A separate survey commissioned by the University of Montana held a staggering 92 percent of respondents indicating national parks are critical to Montana’s economy.
Nearly three quarters of respondents said that Montana could protect land and water and have a strong economy with good jobs at the same time, without having to choose one over the other.
Last year when the City of Whitefish asked voters to raise the resort tax from 2 percent to 3 percent to purchase a permanent 3,000-acre conservation easement adjacent to the municipality, a whopping 84 percent of voters supported the ballot measure.
Gov. Steve Bullock released a four-point plan on Montana’s great outdoors. Bullock indicated that Montana is home to 30 million acres of state and federal public land. Our state is host to two major national parks and 55 state parks.
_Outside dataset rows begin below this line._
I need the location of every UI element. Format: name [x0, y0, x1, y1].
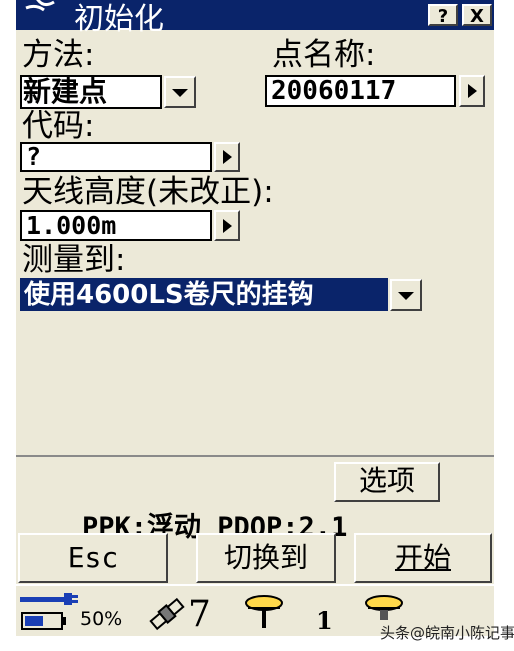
- battery-percent: 50%: [80, 608, 123, 630]
- switch-to-button[interactable]: 切换到: [196, 533, 336, 583]
- antenna-height-picker-button[interactable]: [214, 210, 240, 241]
- panel-divider: [16, 455, 494, 457]
- measured-to-select[interactable]: 使用4600LS卷尺的挂钩: [20, 278, 388, 311]
- code-input[interactable]: ?: [20, 142, 212, 172]
- radio-count: 1: [316, 606, 333, 635]
- chevron-right-icon: [223, 150, 232, 164]
- battery-icon[interactable]: [20, 591, 80, 633]
- help-button[interactable]: ?: [428, 4, 458, 27]
- app-logo-icon: [25, 0, 55, 12]
- chevron-right-icon: [223, 218, 232, 233]
- code-picker-button[interactable]: [214, 142, 240, 172]
- watermark-text: 头条@皖南小陈记事: [380, 624, 514, 642]
- start-button[interactable]: 开始: [354, 533, 492, 583]
- chevron-right-icon: [468, 84, 477, 98]
- point-name-input[interactable]: 20060117: [265, 75, 456, 107]
- satellite-count: 7: [188, 594, 211, 635]
- close-button[interactable]: X: [462, 4, 492, 27]
- chevron-down-icon: [398, 292, 414, 300]
- measured-to-dropdown-button[interactable]: [390, 279, 422, 311]
- base-receiver-icon[interactable]: [362, 594, 406, 624]
- method-dropdown-button[interactable]: [164, 76, 196, 108]
- method-label: 方法:: [22, 37, 95, 73]
- satellite-icon[interactable]: [148, 596, 186, 632]
- options-button[interactable]: 选项: [334, 462, 440, 502]
- chevron-down-icon: [172, 89, 188, 97]
- measured-to-label: 测量到:: [22, 242, 126, 278]
- code-label: 代码:: [22, 108, 95, 144]
- method-select[interactable]: 新建点: [20, 75, 162, 109]
- antenna-height-label: 天线高度(未改正):: [22, 174, 274, 210]
- start-button-label: 开始: [394, 541, 451, 574]
- device-screen: 初始化 ? X 方法: 新建点 点名称: 20060117 代码: ? 天线高度…: [16, 0, 494, 636]
- window-title: 初始化: [74, 2, 164, 37]
- title-bar: 初始化 ? X: [16, 0, 494, 37]
- point-name-label: 点名称:: [272, 37, 376, 73]
- point-name-picker-button[interactable]: [459, 75, 485, 107]
- rover-receiver-icon[interactable]: [242, 594, 286, 630]
- esc-button[interactable]: Esc: [18, 533, 168, 583]
- antenna-height-input[interactable]: 1.000m: [20, 210, 212, 241]
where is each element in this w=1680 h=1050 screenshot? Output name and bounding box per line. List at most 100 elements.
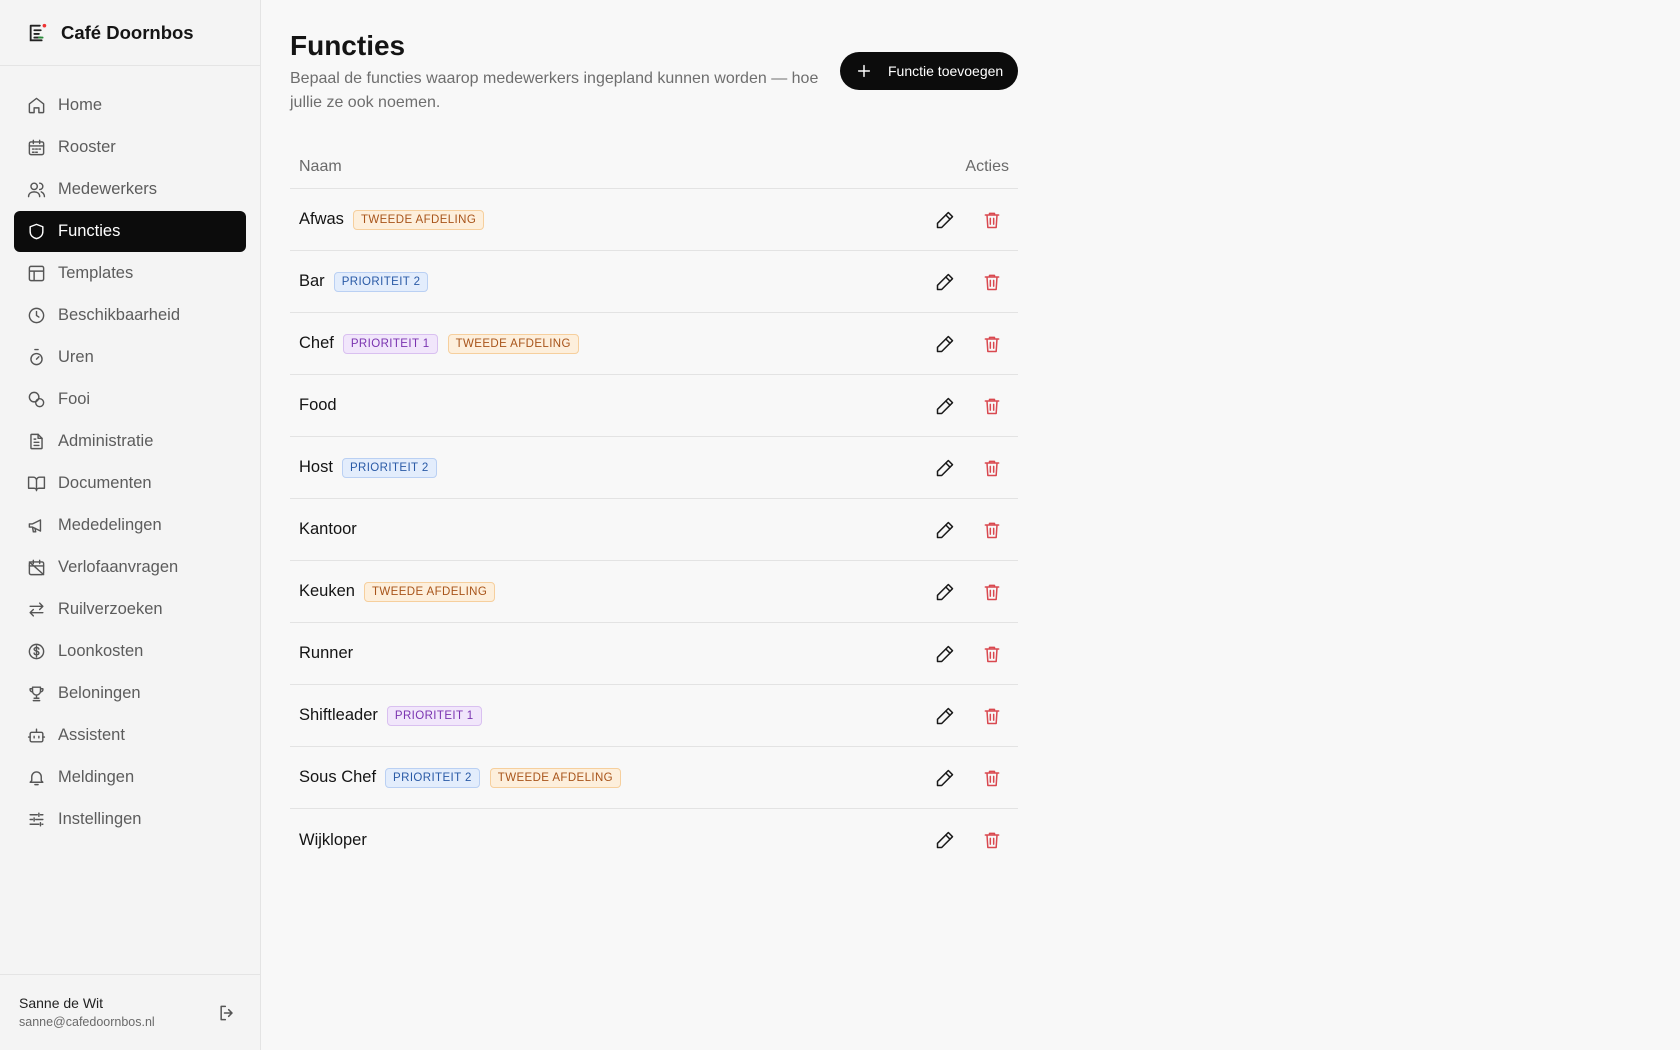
delete-button[interactable] [982, 396, 1002, 416]
trash-icon [984, 584, 1000, 601]
sidebar-item-verlofaanvragen[interactable]: Verlofaanvragen [14, 547, 246, 588]
function-name: Bar [299, 272, 325, 290]
edit-button[interactable] [935, 520, 955, 540]
sidebar-item-mededelingen[interactable]: Mededelingen [14, 505, 246, 546]
sidebar-item-uren[interactable]: Uren [14, 337, 246, 378]
trash-icon [984, 398, 1000, 415]
pencil-icon [936, 335, 954, 353]
edit-button[interactable] [935, 458, 955, 478]
sidebar-item-label: Medewerkers [58, 180, 158, 198]
function-name: Wijkloper [299, 830, 367, 849]
delete-button[interactable] [982, 768, 1002, 788]
sidebar-item-fooi[interactable]: Fooi [14, 379, 246, 420]
sidebar-item-administratie[interactable]: Administratie [14, 421, 246, 462]
sidebar-item-meldingen[interactable]: Meldingen [14, 757, 246, 798]
trash-icon [984, 770, 1000, 787]
pencil-icon [936, 645, 954, 663]
logout-button[interactable] [217, 1003, 237, 1023]
table-header: Naam Acties [290, 146, 1018, 189]
delete-button[interactable] [982, 582, 1002, 602]
edit-button[interactable] [935, 396, 955, 416]
sidebar-item-documenten[interactable]: Documenten [14, 463, 246, 504]
function-badge: TWEEDE AFDELING [352, 209, 485, 230]
sidebar-item-label: Beschikbaarheid [58, 306, 180, 324]
sidebar-item-medewerkers[interactable]: Medewerkers [14, 169, 246, 210]
sidebar-item-label: Administratie [58, 432, 154, 450]
function-name: Host [299, 458, 333, 476]
table-row: Sous Chef PRIORITEIT 2 TWEEDE AFDELING [290, 747, 1018, 809]
function-name: Food [299, 396, 337, 414]
table-row: Food [290, 375, 1018, 437]
edit-button[interactable] [935, 210, 955, 230]
edit-button[interactable] [935, 334, 955, 354]
delete-button[interactable] [982, 458, 1002, 478]
brand[interactable]: Café Doornbos [0, 0, 260, 66]
add-function-button[interactable]: Functie toevoegen [840, 52, 1018, 90]
sidebar-item-label: Mededelingen [58, 516, 162, 534]
shield-icon [29, 223, 44, 240]
logout-icon [220, 1005, 233, 1021]
sidebar-item-instellingen[interactable]: Instellingen [14, 799, 246, 840]
megaphone-icon [28, 519, 42, 533]
edit-button[interactable] [935, 582, 955, 602]
sidebar-item-home[interactable]: Home [14, 85, 246, 126]
table-row: Bar PRIORITEIT 2 [290, 251, 1018, 313]
dollar-circle-icon [28, 643, 45, 660]
trash-icon [984, 646, 1000, 663]
sidebar-item-templates[interactable]: Templates [14, 253, 246, 294]
row-actions [935, 458, 1002, 478]
brand-name: Café Doornbos [61, 21, 194, 43]
sidebar-item-loonkosten[interactable]: Loonkosten [14, 631, 246, 672]
pencil-icon [936, 521, 954, 539]
trash-icon [984, 336, 1000, 353]
delete-button[interactable] [982, 210, 1002, 230]
page-subtitle: Bepaal de functies waarop medewerkers in… [290, 70, 819, 111]
delete-button[interactable] [982, 334, 1002, 354]
sidebar-item-label: Home [58, 96, 103, 114]
trash-icon [984, 522, 1000, 539]
sidebar-item-beschikbaarheid[interactable]: Beschikbaarheid [14, 295, 246, 336]
function-badge: PRIORITEIT 2 [333, 271, 429, 292]
row-actions [935, 768, 1002, 788]
edit-button[interactable] [935, 272, 955, 292]
trash-icon [984, 832, 1000, 849]
function-name: Sous Chef [299, 768, 377, 786]
sidebar-item-label: Beloningen [58, 684, 141, 702]
timer-icon [30, 348, 43, 366]
sidebar-item-label: Rooster [58, 138, 116, 156]
sidebar-nav: Home Rooster Medewerkers Functies Templa… [14, 85, 246, 841]
sidebar-item-label: Loonkosten [58, 642, 144, 660]
sidebar-item-assistent[interactable]: Assistent [14, 715, 246, 756]
edit-button[interactable] [935, 644, 955, 664]
row-actions [935, 210, 1002, 230]
row-actions [935, 830, 1002, 850]
delete-button[interactable] [982, 830, 1002, 850]
calendar-icon [28, 139, 45, 156]
function-badge: TWEEDE AFDELING [363, 581, 496, 602]
edit-button[interactable] [935, 830, 955, 850]
sidebar-item-functies[interactable]: Functies [14, 211, 246, 252]
function-badge: PRIORITEIT 1 [342, 333, 438, 354]
table-row: Runner [290, 623, 1018, 685]
pencil-icon [936, 273, 954, 291]
delete-button[interactable] [982, 644, 1002, 664]
column-header-name: Naam [299, 158, 342, 175]
bot-icon [27, 728, 46, 743]
table-row: Shiftleader PRIORITEIT 1 [290, 685, 1018, 747]
page-title: Functies [290, 30, 406, 61]
sidebar-item-label: Uren [58, 348, 94, 366]
sidebar-item-ruilverzoeken[interactable]: Ruilverzoeken [14, 589, 246, 630]
column-header-actions: Acties [965, 158, 1009, 175]
edit-button[interactable] [935, 768, 955, 788]
sidebar-item-beloningen[interactable]: Beloningen [14, 673, 246, 714]
delete-button[interactable] [982, 272, 1002, 292]
delete-button[interactable] [982, 520, 1002, 540]
sidebar-item-rooster[interactable]: Rooster [14, 127, 246, 168]
table-row: Wijkloper [290, 809, 1018, 871]
trash-icon [984, 460, 1000, 477]
edit-button[interactable] [935, 706, 955, 726]
row-actions [935, 396, 1002, 416]
functions-table: Naam Acties Afwas TWEEDE AFDELING Bar PRIOR… [290, 146, 1018, 871]
table-row: Keuken TWEEDE AFDELING [290, 561, 1018, 623]
delete-button[interactable] [982, 706, 1002, 726]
Overall, Montana boasts a dozen ski resorts, two in the Flathead.
Montana’s outdoor recreational economy supports some 60,000 jobs and generates $6 billion in economic activity. That’s one powerhouse of a political movement.
Bullock wrote to the editor, in part, “You don’t have to own a big piece of property to experience some of the best hunting and fishing in the world. You don’t have to have friends in high places if you want to explore our mountains and trails with cameras, or hiking boots, or mountain bikes.”
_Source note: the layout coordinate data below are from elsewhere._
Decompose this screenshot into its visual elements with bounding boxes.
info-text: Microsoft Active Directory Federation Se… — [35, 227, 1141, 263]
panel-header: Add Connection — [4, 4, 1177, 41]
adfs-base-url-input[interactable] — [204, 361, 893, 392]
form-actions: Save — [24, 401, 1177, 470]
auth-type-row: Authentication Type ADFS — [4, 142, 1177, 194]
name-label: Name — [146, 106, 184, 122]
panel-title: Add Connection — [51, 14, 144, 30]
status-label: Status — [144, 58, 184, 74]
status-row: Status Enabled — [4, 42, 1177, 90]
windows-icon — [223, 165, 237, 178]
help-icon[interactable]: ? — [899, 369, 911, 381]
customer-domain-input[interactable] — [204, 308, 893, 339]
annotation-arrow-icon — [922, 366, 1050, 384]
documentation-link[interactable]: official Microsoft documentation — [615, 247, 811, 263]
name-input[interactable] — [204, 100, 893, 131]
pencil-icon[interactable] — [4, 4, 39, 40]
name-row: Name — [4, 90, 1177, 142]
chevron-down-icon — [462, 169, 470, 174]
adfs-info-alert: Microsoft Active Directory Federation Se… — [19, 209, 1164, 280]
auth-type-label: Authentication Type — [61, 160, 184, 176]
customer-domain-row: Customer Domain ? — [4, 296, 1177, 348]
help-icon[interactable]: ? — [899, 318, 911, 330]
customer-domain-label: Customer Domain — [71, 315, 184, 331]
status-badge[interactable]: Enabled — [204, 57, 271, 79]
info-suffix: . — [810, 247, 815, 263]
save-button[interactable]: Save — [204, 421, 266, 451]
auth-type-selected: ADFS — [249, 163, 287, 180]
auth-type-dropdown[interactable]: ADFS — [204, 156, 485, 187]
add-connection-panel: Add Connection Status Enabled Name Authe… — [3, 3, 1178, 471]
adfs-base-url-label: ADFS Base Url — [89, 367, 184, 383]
Bullock is correct and enjoys a record of helping gain access and conserving some great public places in Montana, many here in the Flathead. Previously, Bullock reported that Montana created more than 10,000 jobs in 2015.
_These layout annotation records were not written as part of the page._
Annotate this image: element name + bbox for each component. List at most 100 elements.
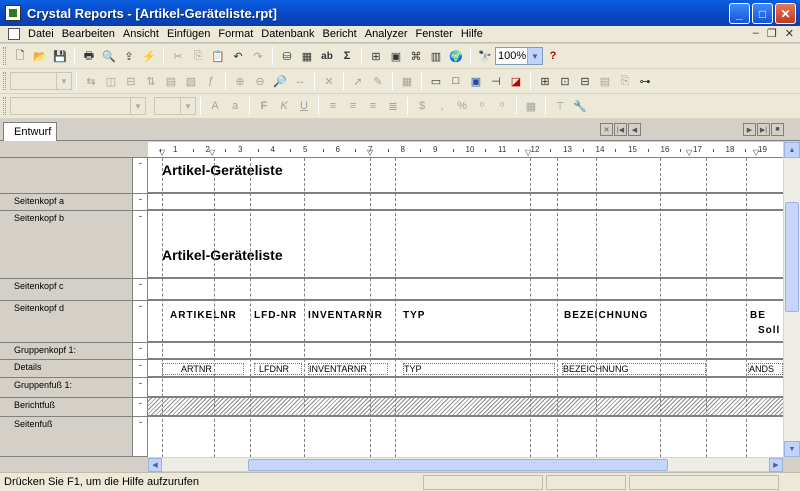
thousands-icon[interactable]: , <box>434 98 450 114</box>
crystal-reports-app-icon[interactable] <box>5 5 21 21</box>
pointer-icon[interactable]: ➚ <box>350 73 366 89</box>
band-report-header[interactable]: Artikel-Geräteliste <box>148 158 783 194</box>
zoom-combo[interactable]: 100% ▼ <box>495 47 543 65</box>
whats-this-icon[interactable]: ? <box>545 48 561 64</box>
zoom-out-icon[interactable]: ⊖ <box>252 73 268 89</box>
section-marker[interactable]: - <box>133 343 148 360</box>
document-icon[interactable] <box>8 28 20 40</box>
band-berichtfuss[interactable] <box>148 398 783 417</box>
binoculars-icon[interactable]: 🔭 <box>477 48 493 64</box>
decrease-font-icon[interactable]: a <box>227 98 243 114</box>
section-label[interactable]: Berichtfuß <box>0 398 133 417</box>
workshop-icon[interactable]: ⎘ <box>617 73 633 89</box>
header-bezeichnung[interactable]: BEZEICHNUNG <box>564 310 704 321</box>
currency-icon[interactable]: $ <box>414 98 430 114</box>
field-explorer-icon[interactable]: ▦ <box>299 48 315 64</box>
redo-icon[interactable]: ↷ <box>250 48 266 64</box>
field-bezeichnung[interactable]: BEZEICHNUNG <box>562 363 706 375</box>
menu-analyzer[interactable]: Analyzer <box>361 28 412 40</box>
select-expert-icon[interactable]: ▤ <box>163 73 179 89</box>
section-label[interactable]: Seitenkopf d <box>0 301 133 343</box>
band-seitenkopf-b[interactable]: Artikel-Geräteliste <box>148 211 783 279</box>
refresh-icon[interactable]: ⚡ <box>141 48 157 64</box>
menu-bericht[interactable]: Bericht <box>318 28 360 40</box>
horizontal-scroll-thumb[interactable] <box>248 459 668 471</box>
print-icon[interactable]: 🖶 <box>81 48 97 64</box>
section-label[interactable]: Seitenkopf b <box>0 211 133 279</box>
size-icon[interactable]: ◫ <box>103 73 119 89</box>
menu-bearbeiten[interactable]: Bearbeiten <box>58 28 119 40</box>
report-title-b[interactable]: Artikel-Geräteliste <box>162 247 283 263</box>
report-title-top[interactable]: Artikel-Geräteliste <box>162 162 283 178</box>
section-marker[interactable]: - <box>133 301 148 343</box>
band-seitenkopf-c[interactable] <box>148 279 783 301</box>
toolbar-grip[interactable] <box>3 72 6 90</box>
band-gruppenkopf-1[interactable] <box>148 343 783 360</box>
copy-icon[interactable]: ⎘ <box>190 48 206 64</box>
export-icon[interactable]: ⇪ <box>121 48 137 64</box>
header-typ[interactable]: TYP <box>403 310 551 321</box>
section-label[interactable]: Seitenkopf c <box>0 279 133 301</box>
report-explorer-icon[interactable]: ⊞ <box>537 73 553 89</box>
record-sort-icon[interactable]: ⇅ <box>143 73 159 89</box>
print-preview-icon[interactable]: 🔍 <box>101 48 117 64</box>
minimize-button[interactable]: _ <box>729 3 750 24</box>
vertical-scrollbar[interactable]: ▲ ▼ <box>783 142 800 457</box>
menu-ansicht[interactable]: Ansicht <box>119 28 163 40</box>
section-marker[interactable]: - <box>133 398 148 417</box>
align-right-icon[interactable]: ≡ <box>365 98 381 114</box>
link-icon[interactable]: ⊶ <box>637 73 653 89</box>
formula-icon[interactable]: ƒ <box>203 73 219 89</box>
section-marker[interactable]: - <box>133 211 148 279</box>
field-inventarnr[interactable]: INVENTARNR <box>308 363 388 375</box>
maximize-button[interactable]: □ <box>752 3 773 24</box>
next-page-button[interactable]: ▶ <box>743 123 756 136</box>
cross-tab-icon[interactable]: ✕ <box>321 73 337 89</box>
cut-icon[interactable]: ✂ <box>170 48 186 64</box>
band-seitenfuss[interactable] <box>148 417 783 457</box>
new-icon[interactable]: 🗋 <box>12 48 28 64</box>
justify-icon[interactable]: ≣ <box>385 98 401 114</box>
border-icon[interactable]: ▦ <box>523 98 539 114</box>
align-icon[interactable]: ⇆ <box>83 73 99 89</box>
scroll-up-icon[interactable]: ▲ <box>784 142 800 158</box>
section-marker[interactable]: - <box>133 360 148 378</box>
header-soll[interactable]: Soll <box>758 325 783 336</box>
percent-icon[interactable]: % <box>454 98 470 114</box>
vertical-scroll-thumb[interactable] <box>785 202 799 312</box>
mdi-restore-button[interactable]: ❐ <box>767 27 777 40</box>
scroll-down-icon[interactable]: ▼ <box>784 441 800 457</box>
zoom-in-icon[interactable]: ⊕ <box>232 73 248 89</box>
align-left-icon[interactable]: ≡ <box>325 98 341 114</box>
menu-einfuegen[interactable]: Einfügen <box>163 28 214 40</box>
italic-icon[interactable]: K <box>276 98 292 114</box>
first-page-button[interactable]: |◀ <box>614 123 627 136</box>
ruler-guide-marker[interactable]: ▽ <box>686 148 692 157</box>
section-label[interactable]: Details <box>0 360 133 378</box>
move-icon[interactable]: ↔ <box>292 73 308 89</box>
band-gruppenfuss-1[interactable] <box>148 378 783 398</box>
section-label[interactable] <box>0 158 133 194</box>
insert-line-icon[interactable]: ⊣ <box>488 73 504 89</box>
scroll-left-icon[interactable]: ◀ <box>148 458 162 472</box>
ruler-guide-marker[interactable]: ▽ <box>525 148 531 157</box>
brush-icon[interactable]: ✎ <box>370 73 386 89</box>
ruler-guide-marker[interactable]: ▽ <box>367 148 373 157</box>
undo-icon[interactable]: ↶ <box>230 48 246 64</box>
report-designer[interactable]: 12345678910111213141516171819▽▽▽▽▽▽▽▽ Se… <box>0 142 783 457</box>
chevron-down-icon[interactable]: ▼ <box>130 98 145 114</box>
suppress-icon[interactable]: ⊤ <box>552 98 568 114</box>
insert-map-icon[interactable]: 🌍 <box>448 48 464 64</box>
decimal-less-icon[interactable]: ⁰ <box>494 98 510 114</box>
toolbar-grip[interactable] <box>3 97 6 115</box>
decimal-more-icon[interactable]: ⁰ <box>474 98 490 114</box>
section-label[interactable]: Seitenkopf a <box>0 194 133 211</box>
section-marker[interactable]: - <box>133 158 148 194</box>
previous-page-button[interactable]: ◀ <box>628 123 641 136</box>
section-label[interactable]: Gruppenkopf 1: <box>0 343 133 360</box>
database-expert-icon[interactable]: ⛁ <box>279 48 295 64</box>
section-label[interactable]: Seitenfuß <box>0 417 133 457</box>
toolbar-grip[interactable] <box>3 47 6 65</box>
font-size-combo[interactable]: ▼ <box>154 97 196 115</box>
menu-fenster[interactable]: Fenster <box>412 28 457 40</box>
In Helena, we passed laws protecting access to streams and waterways. Access to streams is a right that Montanans enjoy. Not everyone agreed and some still don’t; yet public stream access laws have survived the big lawsuit brought by opponents to court.
Long-time public lands advocate and newspaper columnist George Ochenski again encouraged the land management concept of identifying the corner posts of Montana’s 5 million acres of state public lands. It’s still a good idea.
It’s like the concept I worked on many years ago with help from Ochenski and several other public lands advocates. In the 60th Legislature we worked the bill to mark our state public land’s corners. Leased public land that abuts private land could be much helped by a blue-painted post to indicate the public-private boundary.
A GOP-controlled House summarily dismissed that idea yet by nearly unanimous vote supported better stream access laws in a subsequent Legislature.
Nearly everyone who enjoys enhanced access to public lands, trails, lakes and streams in Whitefish or the Flathead will tell you they simply enjoy the outdoors.
Outdoor recreation brings measurable benefits to the Flathead economy. Enhanced public lands access to trails, lakes and waterways greatly helps local businesses.
In all things politics there’s a handful of naysayers. Some just don’t like conservation. Ideology trumps pragmatism.
Montanans likely hold a strong public perception of Bullock on public lands management and access to waterways. Bullock’s plan for an Office of Outdoor Recreation offers a clear-headed approach and acknowledges the sheer magnitude of the outdoor economy.
Montanans deserve better access and more habitat. It’s good business.
Access is a big deal, most every candidate running for office agree. Yet in Helena, many routinely work to defund state parks or eliminate public access programs.
Bullock’s plan seeks to expand access and habit while keeping our public lands in trust for us and our kids. That’s great news for outdoor recreationalist, jobs and local businesses.